The arrests derailed them from their bug hunt. Julie hated to give up on her grid, but the police sergeant wanted their statements and the platoon captain dispatched his men into the infested building. "I guess that's enough fun for one day," Julie said to Highsong, leaning close as she watched the cuffed, bruised, and bandaged robbers led into the back of the truck. "Um. Wanna take a bath?"
"Yep."
No nonsense. That was what she liked about him. Lord knew she generated enough malarkey for the two of them. Is that why you haven't asked me to move in with you? she wondered as they got into the sergeant's patrol car. One of his men would drive their FW&P jeep back to HQ.
The outskirts of the business district looked like a war zone. Five huge fires crackled in the Wal-Mart's parking lot, sending smoke over the city like winter clouds. Civilian truck rigs and Army vehicles jammed the streets, suddenly forcing Julie's escorts to stop and start through the traffic — empty trucks leaving, full trucks arriving.
Ash ticked against the windshield as Julie stared out, biting her lip. All of the incoming rigs were swaddled in ungainly fat bulges of plastic. The soldiers unloading the trucks wore respirators, goggles, and jackets despite the summer heat. Others patrolled the lot with glue guns and flamethrowers.
They were burning Christmas trees — hundreds upon hundreds of Christmas trees. The whole scene looked like a demented Satanic fantasy. Say something funny, Julie thought, but her mind had gone blank. She loved Christmas. Growing up, the holidays were the best times in her life, when she and her mother visited her cousins in Tampa and m
om put on a convincing veneer of normality, drinking less, hugging her more, even joining in for carols and cooking and corny old movies like It's A Wonderful Life.

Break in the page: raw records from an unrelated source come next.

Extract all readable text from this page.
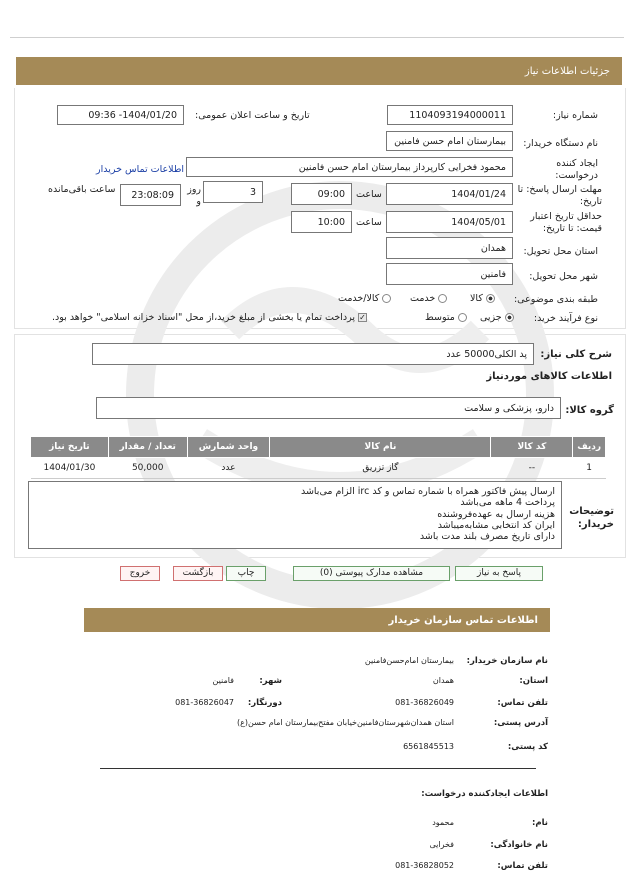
جزئیات اطلاعات نیاز
شماره نیاز:
1104093194000011
تاریخ و ساعت اعلان عمومی:
1404/01/20- 09:36
نام دستگاه خریدار:
بیمارستان امام حسن فامنین
ایجاد کننده درخواست:
محمود فخرایی کارپرداز بیمارستان امام حسن فامنین
اطلاعات تماس خریدار
مهلت ارسال پاسخ: تا تاریخ:
1404/01/24
ساعت
09:00
3
روز و
23:08:09
ساعت باقی‌مانده
حداقل تاریخ اعتبار قیمت: تا تاریخ:
1404/05/01
ساعت
10:00
استان محل تحویل:
همدان
شهر محل تحویل:
فامنین
طبقه بندی موضوعی:
کالا
خدمت
کالا/خدمت
نوع فرآیند خرید:
جزیی
متوسط
✓ پرداخت تمام یا بخشی از مبلغ خرید،از محل "اسناد خزانه اسلامی" خواهد بود.
شرح کلی نیاز:
پد الکلی50000 عدد
اطلاعات کالاهای موردنیاز
گروه کالا:
دارو، پزشکی و سلامت
ردیف	کد کالا	نام کالا	واحد شمارش	تعداد / مقدار	تاریخ نیاز
1	--	گاز تزریق	عدد	50,000	1404/01/30
توضیحات خریدار:
ارسال پیش فاکتور همراه با شماره تماس و کد irc الزام می‌باشد
پرداخت 4 ماهه می‌باشد
هزینه ارسال به عهده‌فروشنده
ایران کد انتخابی مشابه‌میباشد
دارای تاریخ مصرف بلند مدت باشد
پاسخ به نیاز
مشاهده مدارک پیوستی (0)
چاپ
بازگشت
خروج
اطلاعات تماس سازمان خریدار
نام سازمان خریدار:
بیمارستان امام‌حسن‌فامنین
استان:
همدان
شهر:
فامنین
تلفن تماس:
081-36826049
دورنگار:
081-36826047
آدرس پستی:
استان همدان‌شهرستان‌فامنین‌خیابان مفتح‌بیمارستان امام حسن(ع)
کد پستی:
6561845513
اطلاعات ایجادکننده درخواست:
نام:
محمود
نام خانوادگی:
فخرایی
تلفن تماس:
081-36828052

Watching the trees ablaze was like incinerating those memories. Worse, Julie knew this was one of the smallest burns in Montana. Rumor was there were uncontrolled fires in wide swaths of forest just east of Missoula on the Continental Divide. This hell consisted of a tiny number of trees. By the last count she'd heard, barely a thousand had been reduced to charred stumps on the Wal-Mart's flat asphalt lot. These trees were being cut from city parks and open spaces — not only to be destroyed but tested for termite samples.
Each pyre had a white tent set beside it. Technicians in yellow protective gear strode back and forth from the incoming trees and their tents with clippers, jars, chem kits, rakes, nets, spectrometers, and laptops.
"It's like Plan 9 from Outer Space," Julie said at last, turning in her seat to keep her eyes on the Wal-Mart as they broke through the heavy traffic.
"You all right?" Highsong asked.
He must have heard the slightest hitch in her voice, which left Julie both unsettled and pleased. "Sure," she said. "I'm great. Hungry. Can't wait to get out of these clothes."
That drew a glance from the cop at the wheel, a white guy with freckles. Julie smiled to herself, feeling better.
The trees aren't my fault, she thought.
Headquarters was in a preschool around the corner, which seemed goofy, but the school offered a neat space with lots of tables for the DHS and military officials who were running the show. They'd also wanted to be close to their field labs.
As soon as the cop parked his car, Julie hopped out and beelined inside, looking for Agents Coughlin or Reaves. Once again she felt that jarring sense of the surreal. Hard-voiced men and women sat among laptops and radio gear, surrounded by rainbow-colored charts of the ABCs, the solar system, and smiling cartoon dinosaurs.
She found Reaves first, a tall, thin man with thick wheat hair. He was on the phone but Julie said, "We have a problem."
Reaves recognized her without a second glance. He covered his phone with one hand and nodded. "Hey, sure, we heard about your little gang of banditos. Nice work. Just help the cops and I'll do what I can to keep the paperwork to a minimum. Thanks."